Supermassive Binary Black Hole Evolution can be traced by a small SKA Pulsar Timing Array

TL;DR

This paper demonstrates that the SKA pulsar timing array can detect and study the evolution of supermassive binary black holes across cosmic time, with high detection rates expected within a decade.

Contribution

It quantifies the detectability of supermassive binary black holes using SKA PTA, showing potential for early detection with fewer pulsars and revealing their evolution with redshift.

Findings

Detection within 5 years with ~20 pulsars

Over 100 SMBBHs per year after 10 years

Detection of well-known candidates like OJ 287 and 3C 66B

Abstract

Supermassive black holes are commonly found in the center of galaxies and evolve with their hosts.

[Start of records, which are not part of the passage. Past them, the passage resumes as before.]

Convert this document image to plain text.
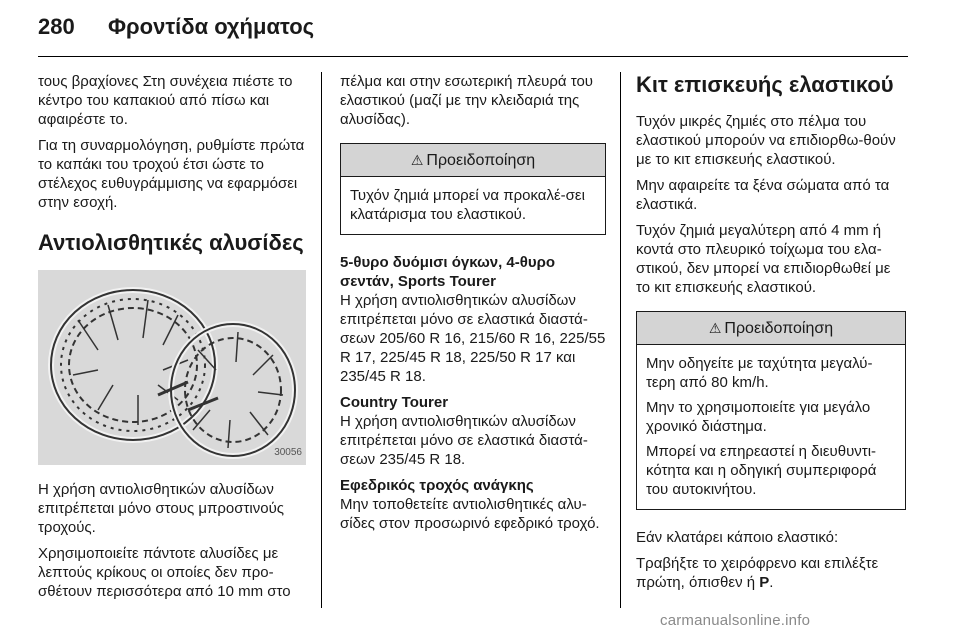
280	Φροντίδα οχήματος

τους βραχίονες Στη συνέχεια πιέστε το κέντρο του καπακιού από πίσω και αφαιρέστε το.

Για τη συναρμολόγηση, ρυθμίστε πρώτα το καπάκι του τροχού έτσι ώστε το στέλεχος ευθυγράμμισης να εφαρμόσει στην εσοχή.

Αντιολισθητικές αλυσίδες
30056

Η χρήση αντιολισθητικών αλυσίδων επιτρέπεται μόνο στους μπροστινούς τροχούς.

Χρησιμοποιείτε πάντοτε αλυσίδες με λεπτούς κρίκους οι οποίες δεν προ-σθέτουν περισσότερα από 10 mm στο

πέλμα και στην εσωτερική πλευρά του ελαστικού (μαζί με την κλειδαριά της αλυσίδας).

⚠ Προειδοποίηση

Τυχόν ζημιά μπορεί να προκαλέ-σει κλατάρισμα του ελαστικού.

5-θυρο δυόμισι όγκων, 4-θυρο σεντάν, Sports Tourer
Η χρήση αντιολισθητικών αλυσίδων επιτρέπεται μόνο σε ελαστικά διαστά-σεων 205/60 R 16, 215/60 R 16, 225/55 R 17, 225/45 R 18, 225/50 R 17 και 235/45 R 18.

Country Tourer
Η χρήση αντιολισθητικών αλυσίδων επιτρέπεται μόνο σε ελαστικά διαστά-σεων 235/45 R 18.

Εφεδρικός τροχός ανάγκης
Μην τοποθετείτε αντιολισθητικές αλυ-σίδες στον προσωρινό εφεδρικό τροχό.

Κιτ επισκευής ελαστικού

Τυχόν μικρές ζημιές στο πέλμα του ελαστικού μπορούν να επιδιορθω-θούν με το κιτ επισκευής ελαστικού.

Μην αφαιρείτε τα ξένα σώματα από τα ελαστικά.

Τυχόν ζημιά μεγαλύτερη από 4 mm ή κοντά στο πλευρικό τοίχωμα του ελα-στικού, δεν μπορεί να επιδιορθωθεί με το κιτ επισκευής ελαστικού.

⚠ Προειδοποίηση

Μην οδηγείτε με ταχύτητα μεγαλύ-τερη από 80 km/h.

Μην το χρησιμοποιείτε για μεγάλο χρονικό διάστημα.

Μπορεί να επηρεαστεί η διευθυντι-κότητα και η οδηγική συμπεριφορά του αυτοκινήτου.

Εάν κλατάρει κάποιο ελαστικό:

Τραβήξτε το χειρόφρενο και επιλέξτε πρώτη, όπισθεν ή P.

carmanualsonline.info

The supermassive binary black holes (SMBBH) are thus expected to exist in close galaxy pairs, however, none has been unequivocally detected. The square kilometre array (SKA) is a multi-purpose radio telescope with a collecting area approaching 1 million square metres, with great potential for detecting nanohertz gravitational waves (GWs). In this paper, we quantify the GW detectability by SKA for a realistic SMBBH population using pulsar timing array (PTA) technique and quantify its impact on revealing SMBBH evolution with redshift for the first time. With only $\sim20$ pulsars, much smaller a requirement than in previous work, the SKA PTA is expected to obtain detection within about 5 years of operation and to achieve a detection rate of more than 100 SMBBHs/yr after about 10 years. Although beyond the scope of this paper, we must acknowledge that the presence of persistent red noise will reduce the number of expected detections here. It is thus imperative to understand and mitigate red noise in the PTA data. The GW signatures from a few well-known SMBBH candidates, such as OJ 287, 3C 66B, NGC 5548 and Ark 120, will be detected given the currently best-known parameters of each system. Within 30 years of operation, about 60 individual SMBBHs detection with $z<0.05$ and more than $10^4$ with $z<1$ are expected. The detection rate drops precipitately beyond $z=1$. The substantial number of expected detections and their discernible evolution with redshift by SKA PTA will make SKA a significant tool for studying SMBBHs.